Below is a quick summary of some of the updates, but be sure to review the entire set of changes and rules here:
Electronic Signature (see chapter 8). An FI can accept an electronic form including the electronic signature of the account holder (or authorized person). The account holder must acknowledge by signature or other means that the certification is correct. This information must be in electronically readable format and the signature can be numeric, character-based, or biometric as long as it is unique to the person and a record can be kept. However, in order for the CRA to accept the electronic signature, it must be provided in one of three ways:
Where the account holder sends personal information, including the electronic signature using the electronic address most recently provided by the account holder to the FI,
Where the account holder is in person and in the presence of the FI (e.g., by using a stylus or tablet), or
Where the account holder uses an access controlled, secured electronic location, such as a secure website that is accessible to the account holder only because the location of the secure website has been made known to the account holder and access has been granted by the FI.
Chapter 5 has been moved and renumbered to chapter 10. As such, all other chapters have been renumbered accordingly.
Account held by a deceased U.S. person must be reported as a closed account in the year that the FI is informed of the death (see chapter 5).

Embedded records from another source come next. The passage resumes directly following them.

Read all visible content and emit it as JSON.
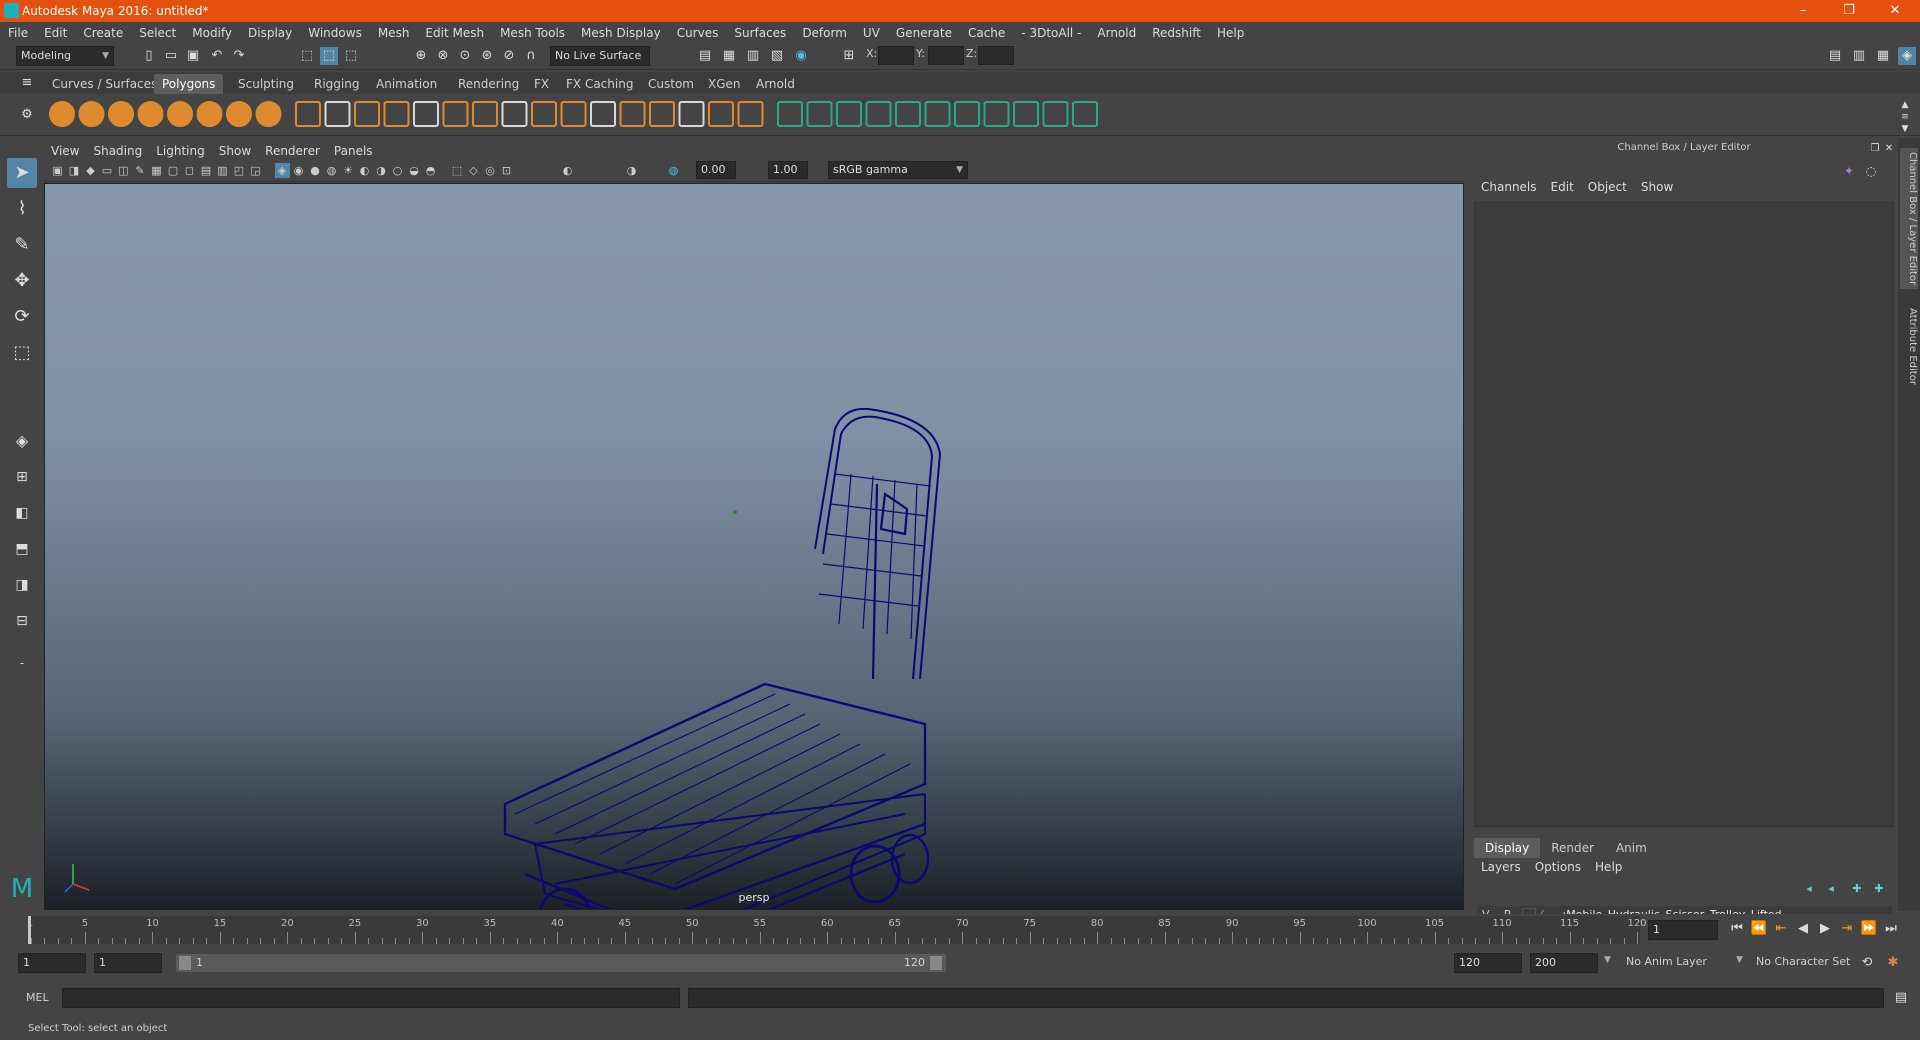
{
  "window": {
    "title": "Autodesk Maya 2016: untitled*",
    "controls": [
      "–",
      "❐",
      "✕"
    ]
  },
  "menubar": [
    "File",
    "Edit",
    "Create",
    "Select",
    "Modify",
    "Display",
    "Windows",
    "Mesh",
    "Edit Mesh",
    "Mesh Tools",
    "Mesh Display",
    "Curves",
    "Surfaces",
    "Deform",
    "UV",
    "Generate",
    "Cache",
    "- 3DtoAll -",
    "Arnold",
    "Redshift",
    "Help"
  ],
  "statusline": {
    "mode": "Modeling",
    "live_surface": "No Live Surface",
    "x_label": "X:",
    "y_label": "Y:",
    "z_label": "Z:"
  },
  "shelf_tabs": [
    {
      "label": "Curves / Surfaces",
      "active": false
    },
    {
      "label": "Polygons",
      "active": true
    },
    {
      "label": "Sculpting",
      "active": false
    },
    {
      "label": "Rigging",
      "active": false
    },
    {
      "label": "Animation",
      "active": false
    },
    {
      "label": "Rendering",
      "active": false
    },
    {
      "label": "FX",
      "active": false
    },
    {
      "label": "FX Caching",
      "active": false
    },
    {
      "label": "Custom",
      "active": false
    },
    {
      "label": "XGen",
      "active": false
    },
    {
      "label": "Arnold",
      "active": false
    }
  ],
  "viewport": {
    "menu": [
      "View",
      "Shading",
      "Lighting",
      "Show",
      "Renderer",
      "Panels"
    ],
    "exposure": "0.00",
    "gamma": "1.00",
    "color_space": "sRGB gamma",
    "camera": "persp",
    "wire_color": "#0a0a6e"
  },
  "channelbox": {
    "title": "Channel Box / Layer Editor",
    "menu": [
      "Channels",
      "Edit",
      "Object",
      "Show"
    ],
    "tabs": [
      {
        "label": "Display",
        "active": true
      },
      {
        "label": "Render",
        "active": false
      },
      {
        "label": "Anim",
        "active": false
      }
    ],
    "layer_menu": [
      "Layers",
      "Options",
      "Help"
    ],
    "layer": {
      "v": "V",
      "p": "P",
      "name": "...:Mobile_Hydraulic_Scissor_Trolley_Lifted"
    }
  },
  "side_tabs": [
    "Channel Box / Layer Editor",
    "Attribute Editor"
  ],
  "timeline": {
    "ticks": [
      "5",
      "10",
      "15",
      "20",
      "25",
      "30",
      "35",
      "40",
      "45",
      "50",
      "55",
      "60",
      "65",
      "70",
      "75",
      "80",
      "85",
      "90",
      "95",
      "100",
      "105",
      "110",
      "115",
      "120"
    ],
    "start_label": "1",
    "current_frame": "1"
  },
  "range": {
    "start": "1",
    "anim_start": "1",
    "slider_start": "1",
    "slider_end": "120",
    "anim_end": "120",
    "end": "200",
    "anim_layer": "No Anim Layer",
    "char_set": "No Character Set"
  },
  "cmdline": {
    "label": "MEL"
  },
  "helpline": {
    "text": "Select Tool: select an object"
  }
}
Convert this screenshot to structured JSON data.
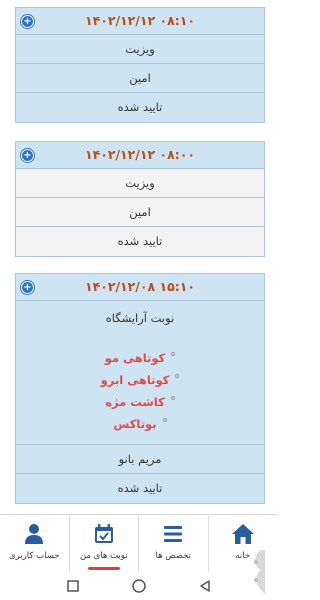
{
  "appointments": [
    {
      "datetime": "۰۸:۱۰ ۱۴۰۲/۱۲/۱۲",
      "rows": [
        "ویزیت",
        "امین",
        "تایید شده"
      ]
    },
    {
      "datetime": "۰۸:۰۰ ۱۴۰۲/۱۲/۱۲",
      "rows": [
        "ویزیت",
        "امین",
        "تایید شده"
      ]
    }
  ],
  "salon": {
    "datetime": "۱۵:۱۰ ۱۴۰۲/۱۲/۰۸",
    "title": "نوبت آرایشگاه",
    "services": [
      "کوتاهی مو",
      "کوتاهی ابرو",
      "کاشت مژه",
      "بوتاکس"
    ],
    "staff": "مریم بانو",
    "status": "تایید شده"
  },
  "nav": {
    "home": {
      "label": "خانه",
      "icon": "home-icon"
    },
    "specialties": {
      "label": "تخصص ها",
      "icon": "menu-lines-icon"
    },
    "my_appointments": {
      "label": "نوبت های من",
      "icon": "calendar-check-icon"
    },
    "account": {
      "label": "حساب کاربری",
      "icon": "user-icon"
    }
  },
  "colors": {
    "header_bg": "#cfe4f2",
    "date_text": "#bf4b12",
    "service_text": "#e04a4a",
    "accent": "#2b5c9b",
    "active_underline": "#d6453c"
  }
}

Canadian Taxpayer Identification Numbers (TINs) are not required to be reported on a self-certification unless the account holder is a specified U.S. person. (see chapters 8 and 9).
Anti-Avoidance Provision (see chapter 12). Examples include an FI that did not create any electronic records for lower value accounts, with the intention that an electronic search would not yield any results. Here, in the absence of a commercial reason, it may be reasonable to view that these arrangements were established to avoid the relevant accounts being reported. As such, the obligations under the Agreement must apply to those lower value accounts and they are not exempt. See chapter 12 for the rules and other examples.
New administrative procedures applicable to multiple financial institution structures will apply beginning on January 1, 2023. This means that there is no requirement to remediate existing accounts except when there is a change in circumstances that occurs after January 1, 2023 (see chapter 10).
There is a new cut-off date for FIs that cease to be deemed-compliant in order to become reporting Canadian FIs. The relevant cut-off date for reviewing accounts will be the beginning of the following reportable period. If the reporting period begins on January 1, 2021, then the reporting FI is required to apply the new account due diligence procedures for any financial account opened on or after January 1, 2022. The first reporting year would be January 1, 2022 to December 31, 2022 and any U.S reportable accounts would have to be reported before May 2, 2023 (see chapter 11).
There is a new cut-off date for FIs that cease to be deemed-compliant with no reporting obligation under the Agreement to become a deemed-compliant FFI with limited reporting obligation under the Agreement. The relevant cut-off date for reviewing accounts will be at the beginning of the following reportable period. Similar to the above paragraph, if the reportable period began on January 1, 2021, then the FI must undertake account identification procedures to identify non-resident accounts held by specified U.S. persons only with respect to new accounts opened on or after January 1, 2022. The first reporting year would be January 1, 2022 to December 31, 2022 and any U.S. reportable accounts would have to be reported before May 2, 2023. (see chapter 11).